Public repository for the arXiv-ready preprint:
Reliable Deep Reinforcement Learning for County-Scale Land-Resource Allocation: Action-Space Decomposition in Environmental Decision Support
The repository contains the code, paper files, deterministic evaluation records, model checkpoints, and derived result artifacts for comparing centralized county-level DRL with a shared-policy township-decomposed MARL formulation for land-resource allocation.
| Path | Contents |
|---|---|
paper/manuscript.tex |
Public preprint LaTeX source |
paper/manuscript.pdf |
Locally compiled public preprint PDF |
paper/figures/ |
Figures used by the public preprint |
submission_ems_paper4/ |
Archived EMS submission package retained for provenance |
The paper evaluates a performance--reliability trade-off. Centralized DRL can find stronger optima, while township-decomposed shared-policy MARL provides more reproducible outcomes by reducing the local action space and preserving county-wide reward feedback.
| Method | Slope change (%) | Contiguity | Baimu # | Baimu ha |
|---|---|---|---|---|
| Centralized DRL | -0.815917 +/- 0.372886 | +0.018359 +/- 0.003285 | +3.600000 +/- 1.854724 | -79.833833 +/- 166.120307 |
| Shared-policy MARL | -0.812821 +/- 0.084599 | +0.016538 +/- 0.001939 | +3.200000 +/- 2.785678 | -74.494650 +/- 68.773583 |
MARL and centralized DRL have nearly identical mean slope reduction in Bishan, while MARL has a 4.4x lower cross-seed standard deviation. Dongxing external validation preserves the reliability pattern but shows stronger mean slope reduction for centralized DRL.
| Path | Contents |
|---|---|
src/ |
County-level environment, MARL environment, training scripts, baselines, and custom SB3 policy |
scripts/recovery/ |
Scripts used to recompute deterministic summaries and figures |
results/evals/ |
Deterministic checkpoint-evaluation JSON files |
results/training_logs/ |
Training logs for DRL/MARL seeds |
results/models/ |
Final and best checkpoint .zip files |
results/baselines/ |
County-level rule-based baseline output |
data/derived_blocks/ |
Derived block artifacts for the public/reproducible portion of the workflow |
paper/ |
Public preprint source, PDF, and figures |
docs/ |
Data availability notes, supplementary fragments, aggregate summaries, and recovery notes |
submission_ems_paper4/ |
Historical EMS package, no longer the main public entry point |
From the repository root:
python scripts/recovery/summarize_eval_set.py
python scripts/recovery/plot_method_comparison_updated.py
python scripts/recovery/plot_allocation_heatmap_5seed.pyThese commands recompute the DRL aggregate statistics and regenerate:
paper/figures/method_comparison.pngpaper/figures/township_allocation.png
Additional diagnostics:
python scripts/recovery/cross_boundary_diagnostics.py
python src/baselines_county.py --skip-independent --run-reward-greedy --reward-top-k 50The Reward-Greedy run requires the restricted parcel GPKG. The extracted diagnostic record used by the manuscript is stored as results/baselines/reward_greedy_top50.json.

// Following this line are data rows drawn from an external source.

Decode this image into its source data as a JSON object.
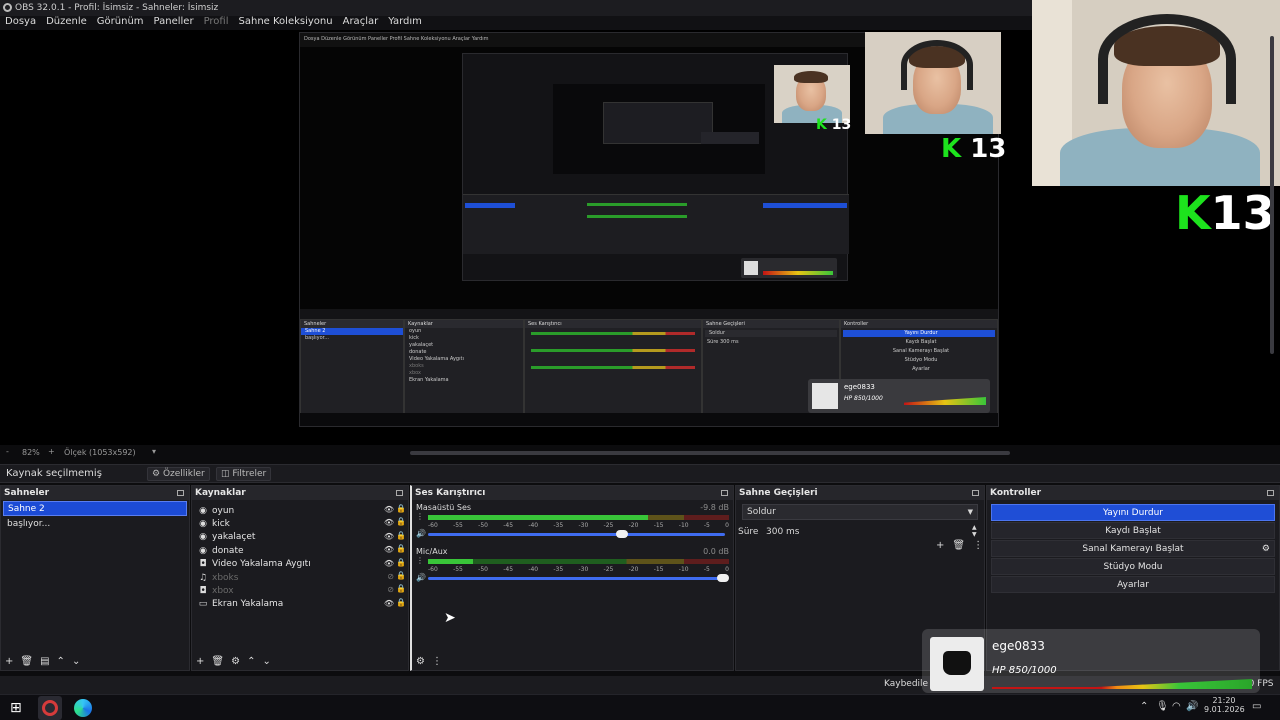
{
  "window": {
    "title": "OBS 32.0.1 - Profil: İsimsiz - Sahneler: İsimsiz"
  },
  "menu": [
    "Dosya",
    "Düzenle",
    "Görünüm",
    "Paneller",
    "Profil",
    "Sahne Koleksiyonu",
    "Araçlar",
    "Yardım"
  ],
  "preview": {
    "nested_menu": "Dosya  Düzenle  Görünüm  Paneller  Profil  Sahne Koleksiyonu  Araçlar  Yardım",
    "webcam_text_big": "13",
    "webcam_text_k": "K"
  },
  "zoom_bar": {
    "zoom": "82%",
    "minus": "-",
    "plus": "+",
    "size": "Ölçek (1053x592)"
  },
  "source_toolbar": {
    "label": "Kaynak seçilmemiş",
    "properties": "Özellikler",
    "filters": "Filtreler"
  },
  "scenes": {
    "title": "Sahneler",
    "items": [
      "Sahne 2",
      "başlıyor..."
    ]
  },
  "sources": {
    "title": "Kaynaklar",
    "items": [
      {
        "name": "oyun",
        "icon": "game-icon",
        "visible": true
      },
      {
        "name": "kick",
        "icon": "browser-icon",
        "visible": true
      },
      {
        "name": "yakalaçet",
        "icon": "browser-icon",
        "visible": true
      },
      {
        "name": "donate",
        "icon": "browser-icon",
        "visible": true
      },
      {
        "name": "Video Yakalama Aygıtı",
        "icon": "camera-icon",
        "visible": true
      },
      {
        "name": "xboks",
        "icon": "mic-icon",
        "visible": false
      },
      {
        "name": "xbox",
        "icon": "camera-icon",
        "visible": false
      },
      {
        "name": "Ekran Yakalama",
        "icon": "monitor-icon",
        "visible": true
      }
    ]
  },
  "mixer": {
    "title": "Ses Karıştırıcı",
    "channels": [
      {
        "name": "Masaüstü Ses",
        "db": "-9.8 dB",
        "level": 0.73,
        "volume": 0.66
      },
      {
        "name": "Mic/Aux",
        "db": "0.0 dB",
        "level": 0.15,
        "volume": 1.0
      }
    ],
    "ticks": [
      "-60",
      "-55",
      "-50",
      "-45",
      "-40",
      "-35",
      "-30",
      "-25",
      "-20",
      "-15",
      "-10",
      "-5",
      "0"
    ]
  },
  "transitions": {
    "title": "Sahne Geçişleri",
    "type": "Soldur",
    "duration_label": "Süre",
    "duration_value": "300 ms"
  },
  "controls": {
    "title": "Kontroller",
    "buttons": [
      "Yayını Durdur",
      "Kaydı Başlat",
      "Sanal Kamerayı Başlat",
      "Stüdyo Modu",
      "Ayarlar"
    ]
  },
  "overlay": {
    "username": "ege0833",
    "hp": "HP 850/1000"
  },
  "statusbar": {
    "dropped": "Kaybedile",
    "fps": ".00 FPS"
  },
  "taskbar": {
    "time": "21:20",
    "date": "9.01.2026"
  },
  "colors": {
    "accent": "#1f4ed6",
    "kick_green": "#1de31d",
    "background": "#1b1b1f"
  }
}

The parcel-level TNLS data used in this study are administratively restricted and cannot be publicly redistributed. The repository includes non-restricted derived summaries, deterministic evaluation outputs, figure-generation assets, scripts, environment code, and JSON/CSV summaries that do not expose restricted parcel geometries. Full environment rebuilds, raw-geometry rollouts, and retraining from cadastral parcels require controlled access to the restricted parcel-level and block-artifact files.
See data/README.md and docs/data_availability_statement.txt for details.
Full retraining is computationally expensive:
- Centralized: approximately 8 hours per seed on an A100 GPU.
- MARL: approximately 12 hours per seed on an A100 GPU.
Training entry points:
python src/train_county.py --seed 0 --timesteps 500000
python src/train_county_marl.py --seed 0 --timesteps 500000The Colab/T4 convenience script is retained as src/t4_train_county.py.